A question about the direction loss

Question

A question about the direction loss

zhan8855 opened this issue a year ago · 3 comments

Hi, it seems the direction loss is not working since torch.sign blocks the backward of gradient.

https://github.com/snap-stanford/GEARS/blob/master/gears/utils.py#L388

Here is a toy experiment on my local machine with torch version 2.0.0:

import torch
for i in range(-5, 5):
... x = torch.tensor(i, dtype=float, requires_grad=True)
... y = torch.sign(x)
... y.backward()
... print(x.grad)
...
tensor(0., dtype=torch.float64)
tensor(0., dtype=torch.float64)
tensor(0., dtype=torch.float64)
tensor(0., dtype=torch.float64)
tensor(0., dtype=torch.float64)
tensor(0., dtype=torch.float64)
tensor(0., dtype=torch.float64)
tensor(0., dtype=torch.float64)
tensor(0., dtype=torch.float64)
tensor(0., dtype=torch.float64)

Answer 1 · 2023-11-21T20:46:58.000Z

Thank you for raising this. Indeed it does look like pytorch zeros out the gradient through this layer. I'm surprised we hadn't noticed this before. I think the understanding was that it automatically uses some continuous approximation of the sign function like tanh when computing the gradients.
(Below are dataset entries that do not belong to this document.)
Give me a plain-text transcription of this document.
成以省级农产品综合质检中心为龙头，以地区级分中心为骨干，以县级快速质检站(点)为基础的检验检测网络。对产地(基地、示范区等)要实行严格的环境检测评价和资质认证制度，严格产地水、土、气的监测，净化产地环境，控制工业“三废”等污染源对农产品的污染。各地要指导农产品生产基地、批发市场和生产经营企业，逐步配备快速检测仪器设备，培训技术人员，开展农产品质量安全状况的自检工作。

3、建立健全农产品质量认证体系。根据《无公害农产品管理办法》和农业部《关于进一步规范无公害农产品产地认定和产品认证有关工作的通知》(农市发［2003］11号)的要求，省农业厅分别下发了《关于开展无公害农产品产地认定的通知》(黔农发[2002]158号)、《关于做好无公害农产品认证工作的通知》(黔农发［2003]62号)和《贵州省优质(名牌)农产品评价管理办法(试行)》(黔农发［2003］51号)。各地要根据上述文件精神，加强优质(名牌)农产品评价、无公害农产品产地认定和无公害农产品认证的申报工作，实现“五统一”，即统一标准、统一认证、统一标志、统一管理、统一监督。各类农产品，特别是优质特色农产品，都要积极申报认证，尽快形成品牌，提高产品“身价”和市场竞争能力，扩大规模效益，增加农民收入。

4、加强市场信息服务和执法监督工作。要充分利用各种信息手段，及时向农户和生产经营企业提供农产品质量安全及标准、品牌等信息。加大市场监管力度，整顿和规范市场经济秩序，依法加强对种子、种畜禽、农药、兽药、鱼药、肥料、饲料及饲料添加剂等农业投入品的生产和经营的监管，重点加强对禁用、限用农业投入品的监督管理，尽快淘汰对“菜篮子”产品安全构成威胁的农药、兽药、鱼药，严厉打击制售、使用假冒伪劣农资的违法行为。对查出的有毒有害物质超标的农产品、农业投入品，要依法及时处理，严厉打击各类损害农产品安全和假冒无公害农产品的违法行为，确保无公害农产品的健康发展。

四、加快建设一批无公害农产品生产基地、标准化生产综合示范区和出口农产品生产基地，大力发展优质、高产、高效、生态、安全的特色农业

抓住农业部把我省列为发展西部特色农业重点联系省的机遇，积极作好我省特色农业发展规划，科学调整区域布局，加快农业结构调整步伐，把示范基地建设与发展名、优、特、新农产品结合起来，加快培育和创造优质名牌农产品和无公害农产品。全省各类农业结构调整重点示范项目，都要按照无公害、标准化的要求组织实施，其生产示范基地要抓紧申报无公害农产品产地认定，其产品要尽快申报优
I'm continuing to run some tests and will experiment with explicitly changing the code to use torch.tanh instead. Will update repo based on results

Answer 2 · 2023-11-23T08:42:29.000Z

It looks like torch.tanh works fine and seems to even improve performance. I will run tests over all the standard datasets before updating the repo but you can make the change locally in your own repo if you like

Answer 3 · 2023-11-23T08:51:30.000Z

Thank you very much for your insightful suggestion!